5.2.3. Liability for Interpretation Defects
It is necessary to establish liability for defects in algorithmic interpretations if they contain omissions, biases, or errors. For public authorities, the law should set forth appropriate remedial and compensatory mechanisms. Given the special trust placed in public institutions, if defective interpretations lead affected parties to rely on them erroneously—resulting in losses of legally protected interests—public authorities should bear remedial or compensatory responsibilities commensurate with the trust placed. For market entities, defects in interpretations may constitute a violation of consumer rights to be informed; where such defects constitute a warning failure, product liability rules may be applied—especially if the entity is aware of the system’s flaws and risks but fails to disclose them, warranting punitive damages. In other circumstances, it is necessary to distinguish whether the interpretation is contractually governed between the operator and the user, or whether it constitutes an infringement of the user’s rights, with liability forms applied according to either contract law or tort law as appropriate.

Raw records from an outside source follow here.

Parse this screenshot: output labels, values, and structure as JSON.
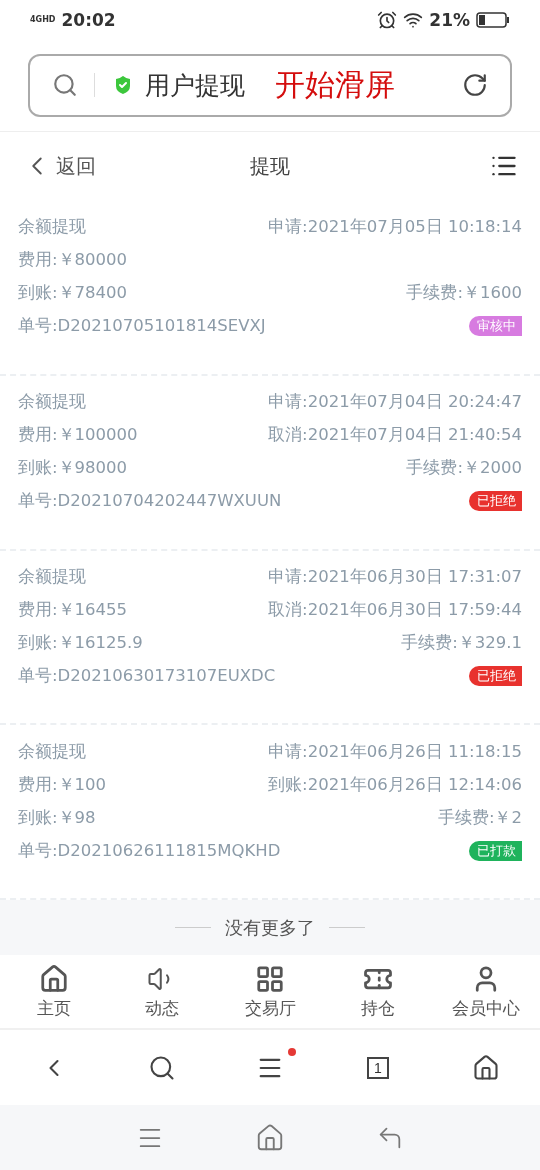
{
  "status_bar": {
    "network": "4GHD",
    "time": "20:02",
    "battery": "21%"
  },
  "address_bar": {
    "title": "用户提现",
    "slogan": "开始滑屏"
  },
  "header": {
    "back": "返回",
    "title": "提现"
  },
  "records": [
    {
      "type": "余额提现",
      "applied": "申请:2021年07月05日 10:18:14",
      "rows": [
        {
          "left": "费用:￥80000"
        },
        {
          "left": "到账:￥78400",
          "right": "手续费:￥1600"
        }
      ],
      "order": "单号:D20210705101814SEVXJ",
      "status": {
        "label": "审核中",
        "color": "#d77be0"
      }
    },
    {
      "type": "余额提现",
      "applied": "申请:2021年07月04日 20:24:47",
      "rows": [
        {
          "left": "费用:￥100000",
          "right": "取消:2021年07月04日 21:40:54"
        },
        {
          "left": "到账:￥98000",
          "right": "手续费:￥2000"
        }
      ],
      "order": "单号:D20210704202447WXUUN",
      "status": {
        "label": "已拒绝",
        "color": "#e8322e"
      }
    },
    {
      "type": "余额提现",
      "applied": "申请:2021年06月30日 17:31:07",
      "rows": [
        {
          "left": "费用:￥16455",
          "right": "取消:2021年06月30日 17:59:44"
        },
        {
          "left": "到账:￥16125.9",
          "right": "手续费:￥329.1"
        }
      ],
      "order": "单号:D20210630173107EUXDC",
      "status": {
        "label": "已拒绝",
        "color": "#e8322e"
      }
    },
    {
      "type": "余额提现",
      "applied": "申请:2021年06月26日 11:18:15",
      "rows": [
        {
          "left": "费用:￥100",
          "right": "到账:2021年06月26日 12:14:06"
        },
        {
          "left": "到账:￥98",
          "right": "手续费:￥2"
        }
      ],
      "order": "单号:D20210626111815MQKHD",
      "status": {
        "label": "已打款",
        "color": "#1fb35c"
      }
    }
  ],
  "end_note": "没有更多了",
  "tab_bar": [
    {
      "kind": "home",
      "label": "主页"
    },
    {
      "kind": "news",
      "label": "动态"
    },
    {
      "kind": "grid",
      "label": "交易厅"
    },
    {
      "kind": "ticket",
      "label": "持仓"
    },
    {
      "kind": "user",
      "label": "会员中心"
    }
  ],
  "browser_bar": [
    {
      "kind": "back"
    },
    {
      "kind": "search"
    },
    {
      "kind": "menu",
      "badge": true
    },
    {
      "kind": "tabs",
      "count": "1"
    },
    {
      "kind": "home"
    }
  ]
}
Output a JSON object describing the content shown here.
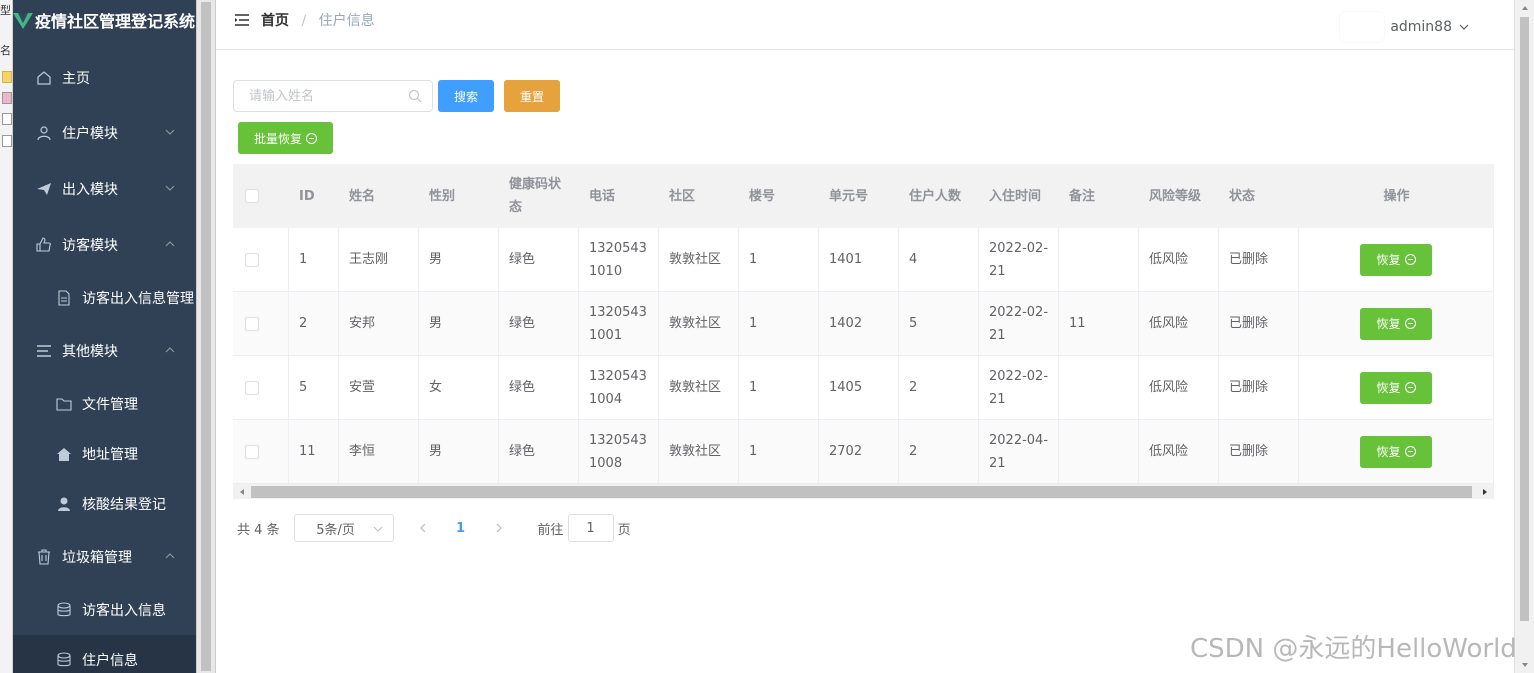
{
  "app": {
    "title": "疫情社区管理登记系统",
    "accent": "#409eff"
  },
  "os_strip": {
    "chars": [
      "型",
      "名"
    ]
  },
  "sidebar": {
    "items": [
      {
        "label": "主页",
        "icon": "home-icon"
      },
      {
        "label": "住户模块",
        "icon": "user-icon"
      },
      {
        "label": "出入模块",
        "icon": "send-icon"
      },
      {
        "label": "访客模块",
        "icon": "thumb-icon"
      },
      {
        "label": "访客出入信息管理",
        "icon": "document-icon"
      },
      {
        "label": "其他模块",
        "icon": "list-icon"
      },
      {
        "label": "文件管理",
        "icon": "folder-icon"
      },
      {
        "label": "地址管理",
        "icon": "house-icon"
      },
      {
        "label": "核酸结果登记",
        "icon": "person-icon"
      },
      {
        "label": "垃圾箱管理",
        "icon": "trash-icon"
      },
      {
        "label": "访客出入信息",
        "icon": "database-icon"
      },
      {
        "label": "住户信息",
        "icon": "database-icon"
      }
    ]
  },
  "navbar": {
    "breadcrumb": {
      "home": "首页",
      "sep": "/",
      "current": "住户信息"
    },
    "username": "admin88"
  },
  "search": {
    "placeholder": "请输入姓名",
    "value": "",
    "search_label": "搜索",
    "reset_label": "重置",
    "batch_restore_label": "批量恢复"
  },
  "table": {
    "headers": {
      "id": "ID",
      "name": "姓名",
      "sex": "性别",
      "health": "健康码状态",
      "phone": "电话",
      "community": "社区",
      "building": "楼号",
      "unit": "单元号",
      "count": "住户人数",
      "date": "入住时间",
      "note": "备注",
      "risk": "风险等级",
      "status": "状态",
      "op": "操作"
    },
    "rows": [
      {
        "id": "1",
        "name": "王志刚",
        "sex": "男",
        "health": "绿色",
        "phone": "13205431010",
        "community": "敦敦社区",
        "building": "1",
        "unit": "1401",
        "count": "4",
        "date": "2022-02-21",
        "note": "",
        "risk": "低风险",
        "status": "已删除",
        "op": "恢复"
      },
      {
        "id": "2",
        "name": "安邦",
        "sex": "男",
        "health": "绿色",
        "phone": "13205431001",
        "community": "敦敦社区",
        "building": "1",
        "unit": "1402",
        "count": "5",
        "date": "2022-02-21",
        "note": "11",
        "risk": "低风险",
        "status": "已删除",
        "op": "恢复"
      },
      {
        "id": "5",
        "name": "安萱",
        "sex": "女",
        "health": "绿色",
        "phone": "13205431004",
        "community": "敦敦社区",
        "building": "1",
        "unit": "1405",
        "count": "2",
        "date": "2022-02-21",
        "note": "",
        "risk": "低风险",
        "status": "已删除",
        "op": "恢复"
      },
      {
        "id": "11",
        "name": "李恒",
        "sex": "男",
        "health": "绿色",
        "phone": "13205431008",
        "community": "敦敦社区",
        "building": "1",
        "unit": "2702",
        "count": "2",
        "date": "2022-04-21",
        "note": "",
        "risk": "低风险",
        "status": "已删除",
        "op": "恢复"
      }
    ]
  },
  "pagination": {
    "total": "共 4 条",
    "page_size": "5条/页",
    "current_page": "1",
    "goto_label": "前往",
    "goto_value": "1",
    "page_unit": "页"
  },
  "watermark": "CSDN @永远的HelloWorld"
}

The operation of an algorithmic interpretation system inevitably imposes a certain regulatory burden on operators. Current technological developments still struggle to balance model predictive performance with the comprehensive retention and explainability of automated decision outputs; in some instances, a higher degree of interpretation may impair model performance. If the liability for interpretation defects is set too lightly, operators might prefer to incur the penalty rather than fully fulfill their interpretation obligations; if set too heavily, it may reduce model performance, increase regulatory costs, or even lead to a “chilling effect” that discourages market players from actively developing and utilizing innovative, cutting-edge algorithmic models. The balance must be determined by the importance of public interests and individual rights protection in each specific interpretation scenario, ensuring that the liability for interpretation defects is significantly greater than the regulatory burden and is proportionate.